We can now get the distances between all *other* predators and the remaining
preys in the diet:

```
kept, lost = leave_one_prey_out(preys[1])
distances = [D(kept, p) for p in preys[2:end]];
```

The `distances`

array has the distance between the incomplete diet, and the
other (complete) ones. We now need to get the positions that correspond to the
closest *k* neighbors; let’s assume we use $k=5$:

```
k = 5
closest = partialsortperm(distances, 1:k)
```

```
5-element view(::Array{Int64,1}, 1:5) with eltype Int64:
1
6
8
9
12
```

At this point, were we doing a real research project, we could shuffle diets to avoid re-selecting the earliest ones, etc, but this will do for now. The closest neighbors diets are:

```
closest_diets = preys[2:end][closest]
```

```
5-element Array{Set{SubString{String}},1}:
Set(["405", "432", "392", "391"])
Set(["405", "432", "392", "391"])
Set(["405", "432", "392", "391"])
Set(["405", "432", "392", "391"])
Set(["405", "432", "392", "391"])
```

So, this is easy! Our species of interest has 5 closest neighbors with the same diet.
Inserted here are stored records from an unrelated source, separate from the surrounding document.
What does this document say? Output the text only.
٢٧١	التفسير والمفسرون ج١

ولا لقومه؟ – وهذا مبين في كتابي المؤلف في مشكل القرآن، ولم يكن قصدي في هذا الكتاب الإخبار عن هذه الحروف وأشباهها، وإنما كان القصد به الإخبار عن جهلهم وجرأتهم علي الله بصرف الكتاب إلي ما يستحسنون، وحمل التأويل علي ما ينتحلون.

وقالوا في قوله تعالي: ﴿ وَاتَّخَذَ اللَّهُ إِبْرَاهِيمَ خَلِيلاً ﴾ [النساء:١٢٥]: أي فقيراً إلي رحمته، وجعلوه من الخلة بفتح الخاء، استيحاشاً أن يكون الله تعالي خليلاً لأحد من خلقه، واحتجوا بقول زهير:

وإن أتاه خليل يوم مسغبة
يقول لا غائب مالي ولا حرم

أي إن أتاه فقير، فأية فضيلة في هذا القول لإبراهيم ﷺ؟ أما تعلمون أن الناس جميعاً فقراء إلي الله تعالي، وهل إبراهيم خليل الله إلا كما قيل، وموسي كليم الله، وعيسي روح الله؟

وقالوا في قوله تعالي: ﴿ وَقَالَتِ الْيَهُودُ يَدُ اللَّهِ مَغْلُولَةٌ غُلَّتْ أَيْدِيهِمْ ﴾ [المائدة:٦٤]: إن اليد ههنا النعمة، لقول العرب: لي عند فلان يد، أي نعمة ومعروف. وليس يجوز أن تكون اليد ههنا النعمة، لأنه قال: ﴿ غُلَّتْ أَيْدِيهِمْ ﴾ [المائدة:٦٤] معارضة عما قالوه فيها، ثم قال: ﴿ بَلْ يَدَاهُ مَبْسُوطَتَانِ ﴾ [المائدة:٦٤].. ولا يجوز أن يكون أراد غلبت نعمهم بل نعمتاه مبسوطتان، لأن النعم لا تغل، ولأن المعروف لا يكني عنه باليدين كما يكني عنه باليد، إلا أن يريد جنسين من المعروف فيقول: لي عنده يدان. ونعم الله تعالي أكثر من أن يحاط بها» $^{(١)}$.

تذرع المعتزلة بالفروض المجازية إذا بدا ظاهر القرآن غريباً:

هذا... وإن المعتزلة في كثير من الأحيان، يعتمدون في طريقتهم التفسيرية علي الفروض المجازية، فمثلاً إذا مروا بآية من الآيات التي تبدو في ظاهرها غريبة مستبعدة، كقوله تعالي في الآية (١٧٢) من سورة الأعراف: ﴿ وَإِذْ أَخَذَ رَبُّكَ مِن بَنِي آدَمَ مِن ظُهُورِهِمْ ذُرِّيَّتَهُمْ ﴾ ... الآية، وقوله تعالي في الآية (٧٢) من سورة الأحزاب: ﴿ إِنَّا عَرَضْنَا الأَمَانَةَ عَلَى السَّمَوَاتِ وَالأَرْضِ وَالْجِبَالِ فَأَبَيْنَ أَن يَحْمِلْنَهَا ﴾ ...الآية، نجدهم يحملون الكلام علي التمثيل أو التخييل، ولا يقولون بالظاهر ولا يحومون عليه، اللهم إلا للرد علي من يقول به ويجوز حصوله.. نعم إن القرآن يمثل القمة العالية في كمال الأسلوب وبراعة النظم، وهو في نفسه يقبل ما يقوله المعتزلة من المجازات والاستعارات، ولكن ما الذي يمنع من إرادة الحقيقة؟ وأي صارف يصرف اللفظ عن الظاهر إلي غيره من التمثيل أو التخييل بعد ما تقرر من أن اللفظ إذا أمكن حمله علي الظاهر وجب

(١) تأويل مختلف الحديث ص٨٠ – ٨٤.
To see which one we would recommend, let’s still write some code to count their frequencies:

```
recommendations = StatsBase.countmap(vcat(collect.(closest_diets)...))
```

```
Dict{SubString{String},Int64} with 4 entries:
"405" => 5
"432" => 5
"392" => 5
"391" => 5
```

At this point, a common question is *How often would the correct species be
recommended in the top $n$ choices*? So let’s be crafty:

```
n = 5
picks = zeros(Bool, n)
for rec_number in 1:n
if length(recommendations) > 0
# We pick the group with the most votes
cmax = filter(f -> f.second == maximum(values(recommendations)), recommendations)
# Then we check if the species we removed is in it
picks[rec_number] = lost in collect(keys(cmax))
# Finally we remove all preys with the most vote
filter!(f -> f.second < maximum(values(recommendations)), recommendations)
end
end
```

If the correct prey was found, then the `picks`

array will have a non-false
value somewhere, so we can say that a success in prediction is when:

```
any(picks)
```

```
true
```

Let’s now wrap this up into a function, for the entire dataset:

```
function dinnertime(preys; k::Int64=3, n::Int64=5)
@assert 1 ≤ k ≤ (length(preys)-1)
@assert 1 ≤ n ≤ 20 # This is arbitrary
success = zeros(Bool, length(preys))
for (i,diet) in enumerate(preys)
kept, lost = leave_one_prey_out(diet)
other_preys = preys[filter(idx -> idx ≠ i, 1:length(preys))]
distances = [D(kept, p) for p in other_preys]
closest = partialsortperm(distances, 1:k)
closest_diets = other_preys[closest]
recommendations = StatsBase.countmap(vcat(collect.(closest_diets)...))
picks = zeros(Bool, n)
for rec_number in 1:n
if length(recommendations) > 0
# We pick the group with the most votes
cmax = filter(f -> f.second == maximum(values(recommendations)), recommendations)
# Then we check if the species we removed is in it
picks[rec_number] = lost in collect(keys(cmax))
# Finally we remove all preys with the most vote
filter!(f -> f.second < maximum(values(recommendations)), recommendations)
end
end
success[i] = any(picks)
end
return sum(success)/length(success)
end
```

```
dinnertime (generic function with 1 method)
```

Let’s now try this, with the default of $k=3$ and the top 5 votes:

```
dinnertime(preys)
```

```
0.8688046647230321
```

**And that’s it**! There are a bunch of things we would want to fix to actually
*use this - yet, with only three neighbors, we can recommend the correct preys
*amongst the first five picks about 85% of the time. As we discuss in
*@DesjLaig17, things get even better when we use some information on traits, but
*there is an impressive amount of information stored in the networks themselves.
*And extracting it takes about a dozen lines of code.